Sonia, you do a grave disservice to Americans by divorcing religion from America's foundational principles, as well as to "wise Latino/as" everywhere
Of all the dispositions and habits which lead to political prosperity, Religion and morality are indispensable supports. In vain would that man claim the tribute of Patriotism, who should labour to subvert these great Pillars of human happiness, these firmest props of the duties of Men & citizens. The mere Politician, equally with the pious man ought to respect & to cherish them. A volume could not trace all their connections with private & public felicity. Let it simply be asked where is the security for property, for reputation, for life, if the sense of religious obligation desert the oaths, which are the instruments of investigation in Courts of Justice? And let us with caution indulge the supposition, that morality can be maintained without religion. Whatever may be conceded to the influence of refined education on minds of peculiar structure—reason & experience both forbid us to expect that National morality can prevail in exclusion of religious principle.
- President George Washington Farewell Address
19 September 1796
https://founders.archives.gov/documents/Washington/05-20-02-0440-0002
One would think a Supreme Court Justice would know that "wall of separation of church and state" is not in the Constitution. That one, Thomas Jefferson, not a framer of the Constitution, wrote that phrase in a private letter to the Danbury Baptists. Supreme Court Justices should be required to take a test on the Constitution prior to being sworn in. Besides, everyone is religious in one form or another. Why is only secular humanism allowed to be taught in our schools?

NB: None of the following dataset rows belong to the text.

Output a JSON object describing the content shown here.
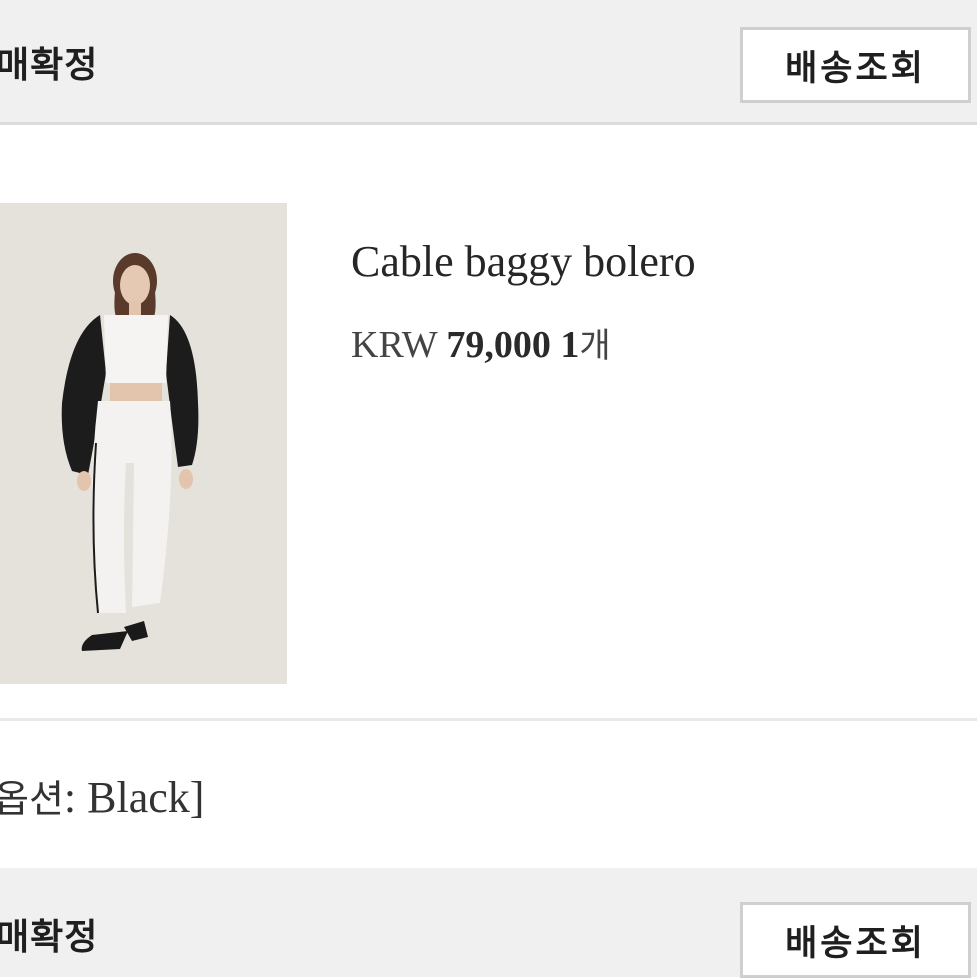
{
  "order_1": {
    "status": "매확정",
    "track_button": "배송조회"
  },
  "product": {
    "image_alt": "model wearing black cable knit bolero with white crop top and white jogger pants",
    "name": "Cable baggy bolero",
    "currency": "KRW",
    "price": "79,000",
    "quantity": "1",
    "quantity_unit": "개"
  },
  "option": {
    "prefix": "옵션",
    "separator": ": ",
    "value": "Black",
    "suffix": "]"
  },
  "order_2": {
    "status": "매확정",
    "track_button": "배송조회"
  },
  "colors": {
    "header_bg": "#f0f0f0",
    "button_border": "#cfcfcf"
  }
}
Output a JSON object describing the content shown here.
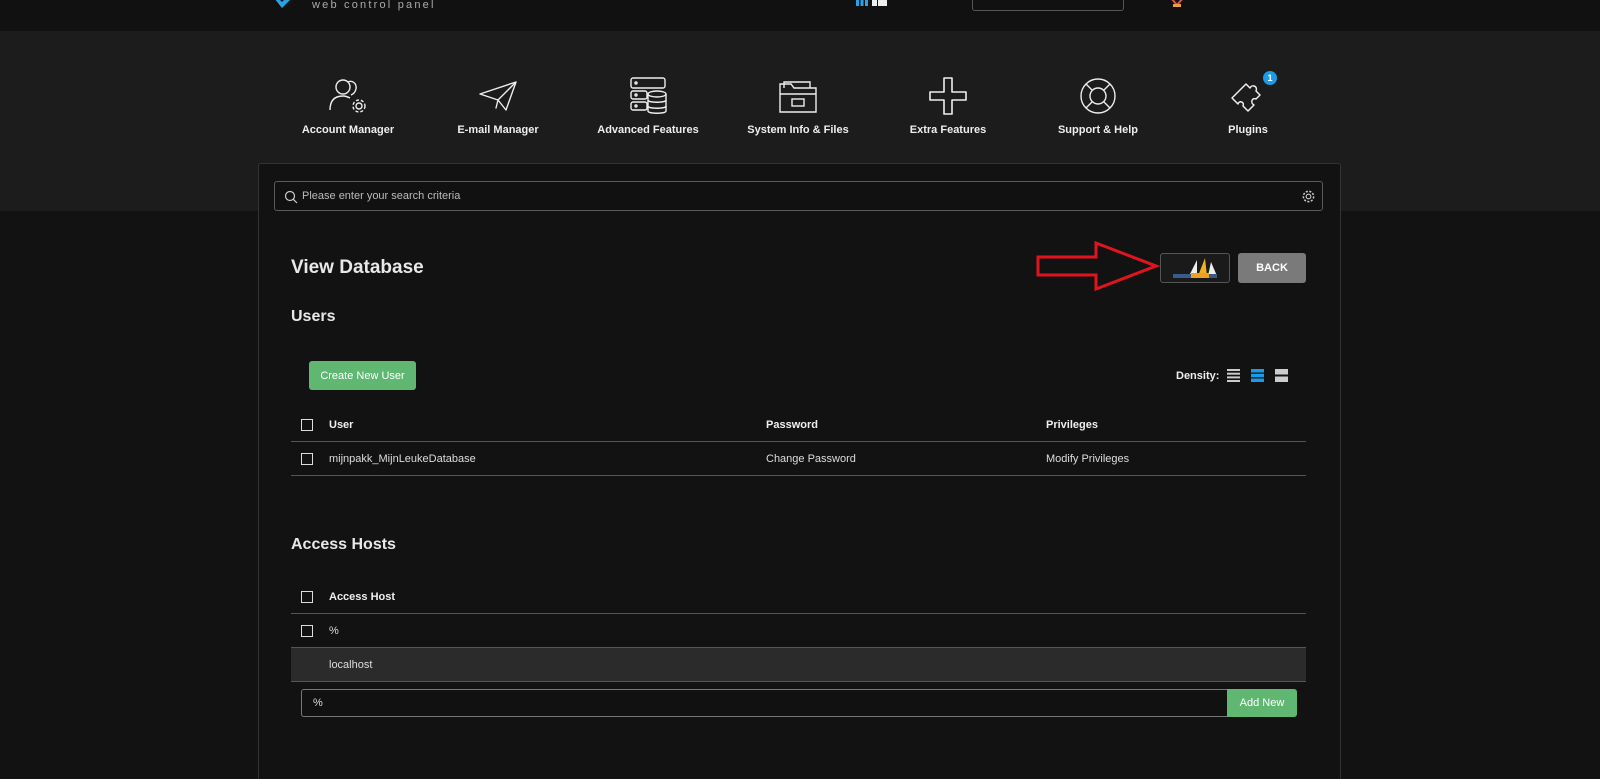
{
  "header": {
    "logo_subtitle": "web control panel",
    "logo_icon": "brand-check-icon",
    "view_icons": "grid-icons",
    "user_icon": "user-flag-icon"
  },
  "nav": {
    "items": [
      {
        "label": "Account Manager",
        "icon": "account-manager-icon"
      },
      {
        "label": "E-mail Manager",
        "icon": "paper-plane-icon"
      },
      {
        "label": "Advanced Features",
        "icon": "server-database-icon"
      },
      {
        "label": "System Info & Files",
        "icon": "folder-icon"
      },
      {
        "label": "Extra Features",
        "icon": "plus-icon"
      },
      {
        "label": "Support & Help",
        "icon": "lifebuoy-icon"
      },
      {
        "label": "Plugins",
        "icon": "puzzle-icon",
        "badge": "1"
      }
    ]
  },
  "search": {
    "placeholder": "Please enter your search criteria",
    "value": ""
  },
  "page": {
    "title": "View Database",
    "back_label": "BACK",
    "phpmyadmin_logo": "phpmyadmin-logo-icon",
    "annotation": "red-arrow-icon"
  },
  "users": {
    "title": "Users",
    "create_label": "Create New User",
    "density_label": "Density:",
    "density_active": "medium",
    "columns": {
      "user": "User",
      "password": "Password",
      "privileges": "Privileges"
    },
    "rows": [
      {
        "user": "mijnpakk_MijnLeukeDatabase",
        "password": "Change Password",
        "privileges": "Modify Privileges"
      }
    ]
  },
  "hosts": {
    "title": "Access Hosts",
    "column": "Access Host",
    "rows": [
      {
        "host": "%",
        "checkbox": true,
        "shaded": false
      },
      {
        "host": "localhost",
        "checkbox": false,
        "shaded": true
      }
    ],
    "new_value": "%",
    "add_label": "Add New"
  },
  "colors": {
    "accent_green": "#5fb772",
    "accent_blue": "#1a9be6",
    "annotation_red": "#e0141e",
    "back_gray": "#7a7a7a"
  }
}
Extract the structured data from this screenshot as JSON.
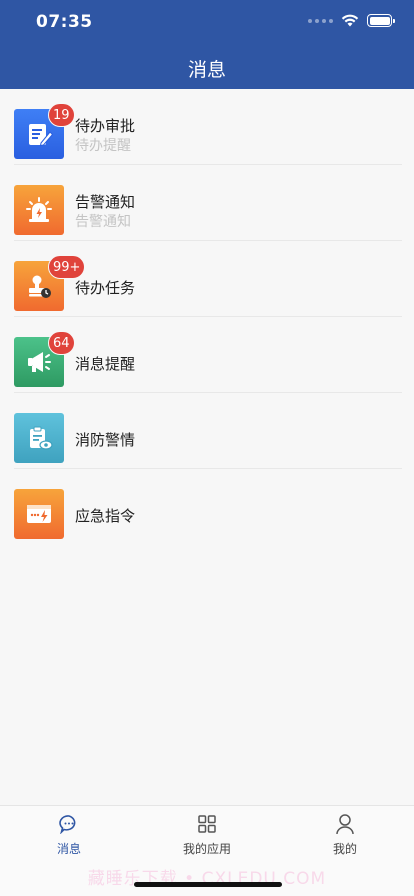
{
  "status_bar": {
    "time": "07:35"
  },
  "header": {
    "title": "消息"
  },
  "list": [
    {
      "title": "待办审批",
      "subtitle": "待办提醒",
      "badge": "19",
      "icon": "approval-document-icon",
      "color_top": "#3f7ff5",
      "color_bottom": "#2a5fe0"
    },
    {
      "title": "告警通知",
      "subtitle": "告警通知",
      "badge": "",
      "icon": "alarm-siren-icon",
      "color_top": "#f7a43b",
      "color_bottom": "#f06a2f"
    },
    {
      "title": "待办任务",
      "subtitle": "",
      "badge": "99+",
      "icon": "task-stamp-icon",
      "color_top": "#f7a43b",
      "color_bottom": "#f06a2f"
    },
    {
      "title": "消息提醒",
      "subtitle": "",
      "badge": "64",
      "icon": "megaphone-icon",
      "color_top": "#4cc28a",
      "color_bottom": "#2e9a62"
    },
    {
      "title": "消防警情",
      "subtitle": "",
      "badge": "",
      "icon": "fire-report-icon",
      "color_top": "#5fc2dc",
      "color_bottom": "#3fa2bf"
    },
    {
      "title": "应急指令",
      "subtitle": "",
      "badge": "",
      "icon": "emergency-command-icon",
      "color_top": "#f7a43b",
      "color_bottom": "#f06a2f"
    }
  ],
  "tabbar": {
    "tabs": [
      {
        "label": "消息",
        "icon": "chat-bubble-icon",
        "active": true
      },
      {
        "label": "我的应用",
        "icon": "grid-apps-icon",
        "active": false
      },
      {
        "label": "我的",
        "icon": "person-icon",
        "active": false
      }
    ]
  },
  "watermark": "藏睡乐下载 • CXLEDU.COM",
  "colors": {
    "header": "#2f56a4",
    "badge": "#e0433b",
    "active_tab": "#2f56a4"
  }
}
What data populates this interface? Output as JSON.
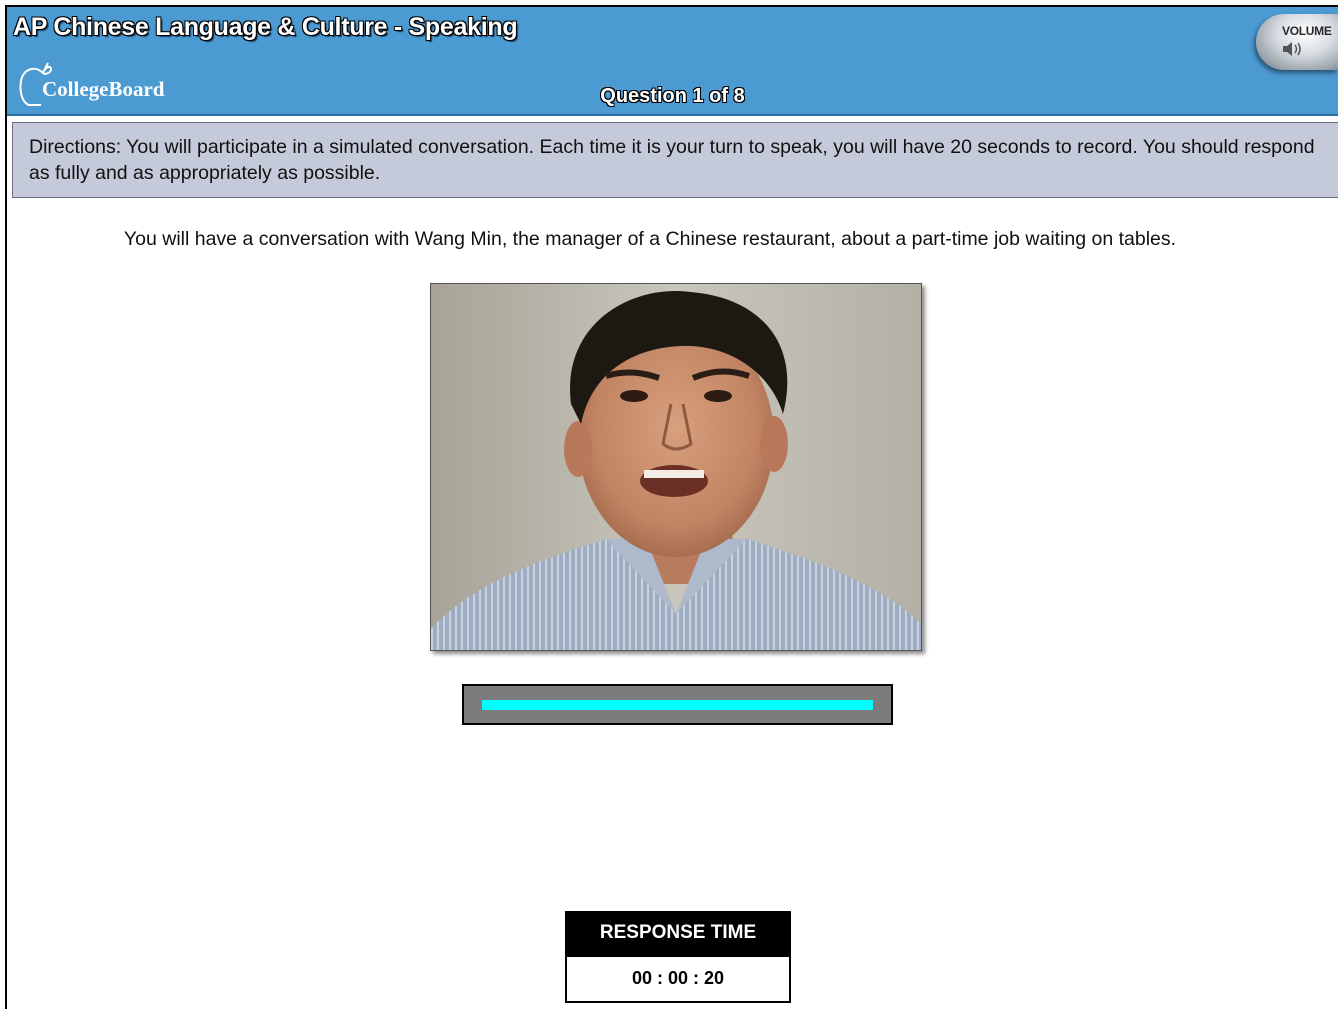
{
  "header": {
    "app_title": "AP Chinese Language & Culture - Speaking",
    "logo_text": "CollegeBoard",
    "question_counter": "Question 1 of 8",
    "volume_label": "VOLUME",
    "colors": {
      "bar": "#4b9ad2"
    }
  },
  "directions": {
    "text": "Directions: You will participate in a simulated conversation. Each time it is your turn to speak, you will have 20 seconds to record. You should respond as fully and as appropriately as possible."
  },
  "scenario": {
    "text": "You will have a conversation with Wang Min, the manager of a Chinese restaurant, about a part-time job waiting on tables."
  },
  "audio_progress": {
    "fraction": 1.0,
    "color": "#00ffff"
  },
  "response": {
    "title": "RESPONSE TIME",
    "time": "00 : 00 : 20"
  }
}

Supreme Court Justices should be required to take a test on the Constitution prior to being sworn in.
Where is that authorized by the constitution?
I don't think it violates the constitution. The Senate is tasked with approving Justices, but the constitution doesn't state how they conduct that approval, ergo, they could require a test on basic legal and constitutional analysis as part of the advise and consent duties.
In theory, that's exactly what the Senate confirmation process is supposed to do. In practice, the testers (that is, the Senators) are even more ignorant about the Constitution so how could they possible create or grade the test properly?
"This Court continues to dismantle the wall of separation between church and state that the Framers fought to build," she declared.
Perhaps the Wise Latina could learn some history and know that the separation was designed to protect religion from the state.
She'd probably declare a State building a public road that runs by a Church, a violation of the 'Establishment' clause. And no Senorita, the Framers did not establish any 'wall of separation' applicable to any State - only Congress was prohibited. Jefferson's letter affirms this as well.
Sotomayor and Kagan are both just low IQ midwits. It's embarrassing that they are supreme court justices.
Politics is the new religion. Demanding I pay taxes is religious establishment.
The 'establishment' of religion means creating a state run government sponsored church--the Church of England is what the founders had in mind when writing this.
OR the state favoring one church over all others.
THAT'S what the government is forbidden from doing.
A benefit that is open to everyone is not either of those things.
How can anyone be any kind of judge and not grasp that fundamental fact?
The first amendment exists to prevent government from screwing with religion.
It does NOT exist to prevent religion from affecting government. It CAN'T. Because that would be the state screwing with religion.
Because that would be the state screwing with religion.
Woke. its a thing. Read up on it.
This should be a reminder that any time someone is paying for something you use they have power over you.
Any time the government spends money they are taking away your freedom.
I took Biblical literature at my public high school in Iowa. I learned more about the bible there than 7 years in Catholic School.
"This Court continues to dismantle the wall of separation between church and state that the Framers fought to build," The Framers never fought to build any such thing.